Alexia: I’ve noticed that there are a lot of differences in groups being able to get funding from the President’s office.

Roellke: I’m very sorry to hear that. We can track where funding has gone anywhere on this campus. We should have a factual basis for these assertions. There were restrictions for how the funding could be distributed, because it was funded by an anonymous donor.

Roellke: I really love this place and I love working with these students. I do have your best interest at heart, even though we do disagree on things.


Pres: The Board of Trustees is coming! City Committee will be meeting. I’m working on a new project, which is the creation of a VSA endowment.

Ops: We restructured. Ku-Yah retired and moved to Florida. And Janice’s Jerk doesn’t have a kitchen so all of the Jamaican food is gone. Saturday Shuttle drama needs to calm down. The Saturday Shuttle actually costs more.

Pres: Talk to CSA about the Jamaican food.

StuLife: Meeting with TQ this Tuesday concerning dining. Tampon things are happening.

Academics: Deadline for Student Seminars was extended.

Activities: We did week one of the new pre-org application process.

Finance: Nothing new.

Pres: Since Vassar upgraded their fancy systems, I cannot access the VSA email.

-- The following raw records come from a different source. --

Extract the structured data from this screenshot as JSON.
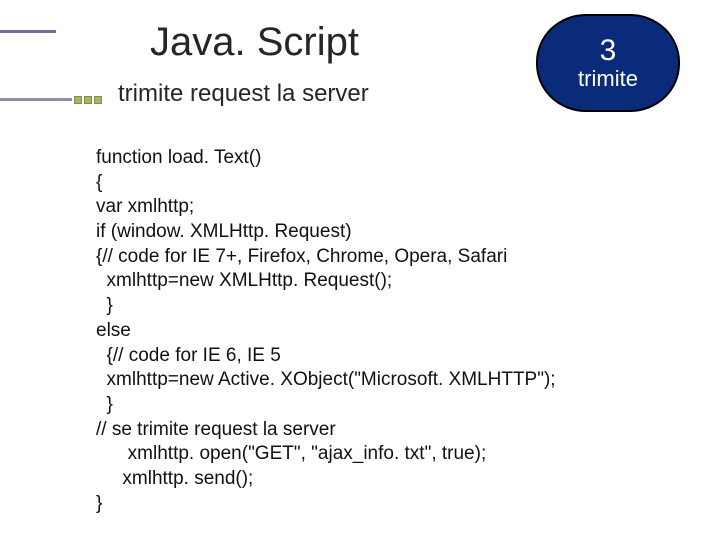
{
  "title": "Java. Script",
  "subtitle": "trimite request la server",
  "callout": {
    "num": "3",
    "text": "trimite"
  },
  "code": "function load. Text()\n{\nvar xmlhttp;\nif (window. XMLHttp. Request)\n{// code for IE 7+, Firefox, Chrome, Opera, Safari\n  xmlhttp=new XMLHttp. Request();\n  }\nelse\n  {// code for IE 6, IE 5\n  xmlhttp=new Active. XObject(\"Microsoft. XMLHTTP\");\n  }\n// se trimite request la server\n      xmlhttp. open(\"GET\", \"ajax_info. txt\", true);\n     xmlhttp. send();\n}"
}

8:05//Constituent Concerns

8:05//Restructuring President, Operations, 2017, SoCos

Noyes: I’m working with ResLife to talk about House Presidents getting adjusted. Can we amend stuff later?

Pres: Yes, we will be having multiple amendments throughout.

Ops: I move to Restructure the VSA.

The motion passes unanimously.

~the VSA will take a 5 minute break~

8:23//A Conversation on the BDS Voting Process

Pres: We are talking about voting process, not the actual resolution.

StuLife: We talked about it at the tail end of our meeting. Some of the comments brought up revolved around the idea of…

2019: …I’m going to speak on behalf of my participation. I think the vote should be anonymous and not public. There is at least a perception that if this is public, it can effect their livelihood later in life. I believe because of that it should be anonymous.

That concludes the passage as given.